Toutefois, du fait de la connaissance du secteur, du fait de certaines observations (présence ou non de réseaux d’évacuation des eaux pluviales dans des secteurs urbanisés, absence avérée de problèmes liés à la gestion des eaux pluviales, présence de zones humides, etc.) réalisées sur le terrain dans le cadre de cette étude, mais aussi au cours d’études précédemment réalisées (Carte d’Aptitude des Sols à l’Assainissement Non Collectif), il est possible d’estimer les zones où les sols peuvent montrer une assez bonne aptitude à la circulation des eaux ou bien au contraire une aptitude très moyenne.

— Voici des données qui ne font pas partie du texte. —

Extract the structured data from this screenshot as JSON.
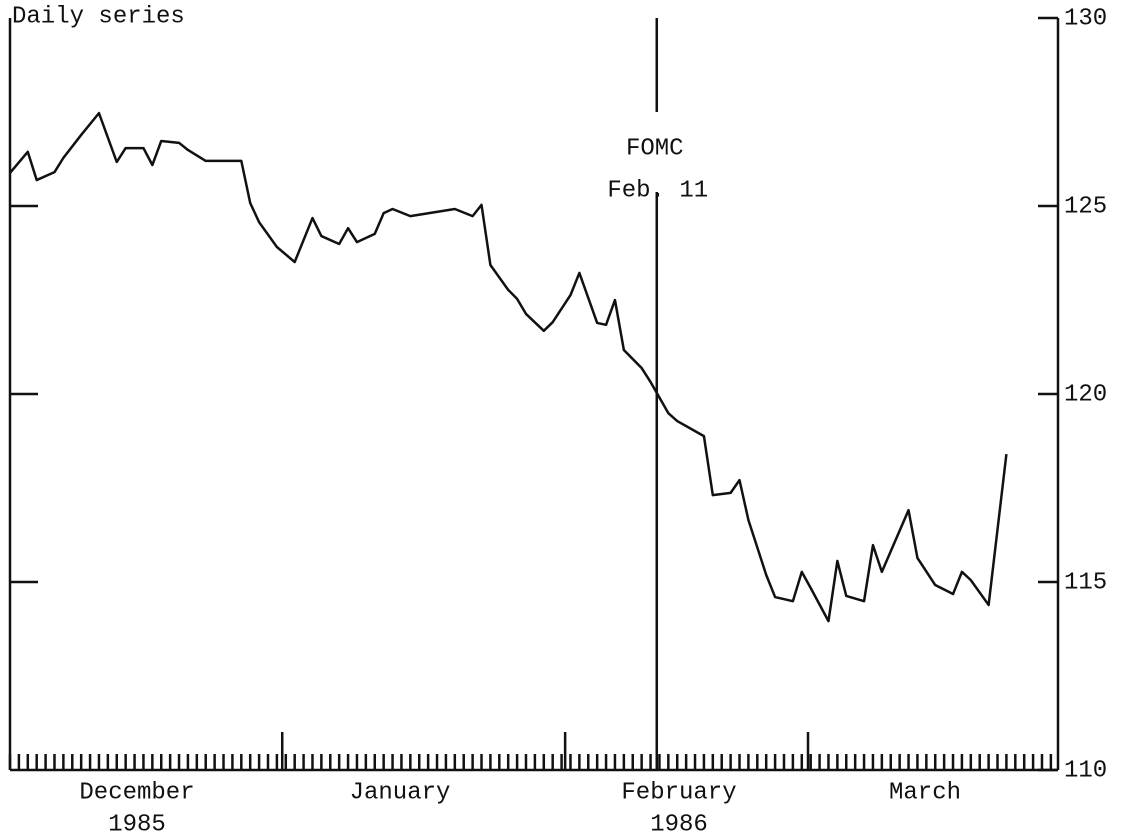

➙ Sur de grandes parties du territoire communal, les sols sont à dominante morainique, c’est-à-dire assez argileux, avec des perméabilités très moyennes à médiocres. Dans les zones peu perméables, et où l’urbanisation est assez dense, l’infiltration à la parcelle n’est pas conseillée (Filière rouge). Les risques de disfonctionnement ou de sinistre chez un tiers sont alors importants. En effet, les risques de saturation d’un dispositif d’infiltration, et/ou de résurgences en aval du point d’infiltration, via des circulations latérales, sont alors majeurs.
La densité de l’urbanisation dans certaines zones, et la topographie sont donc des facteurs limitant pour la mise en place de dispositifs d’infiltration sans risques de sinistres chez un tiers.
➙ Sur certaines parties de la commune, malgré des perméabilités probablement limitées, mais qui doivent être vérifiées, le recours à l’infiltration des eaux pluviales peut être envisagé, uniquement sous couvert d’investigations supplémentaires lors d’un Permis de Construire par exemple (Filière Orange).
➙ Sur d’autres parties de la commune, assez importantes et étendues, malgré que les perméabilités demeurent probablement très moyennes, le fait d’infiltrer les eaux pluviales en profondeur ou plus superficiellement sera la règle générale. Dans ces zones, où l’urbanisation est peu densifiée, où la topographie est peu marquée, et donc où le risque de sinistres chez un tiers est relativement faible, « l’infiltration » (dispositif non étanche) peut être envisagée, et devient obligatoire (Filière Verte 2). Ceci est également applicable aux zones isolées ou à l’aval de zones urbanisées. On notera que les dispositifs d’infiltration pourront conserver un débit de fuite aux réseaux d’évacuations existants (réseaux EP, réseau hydrographique).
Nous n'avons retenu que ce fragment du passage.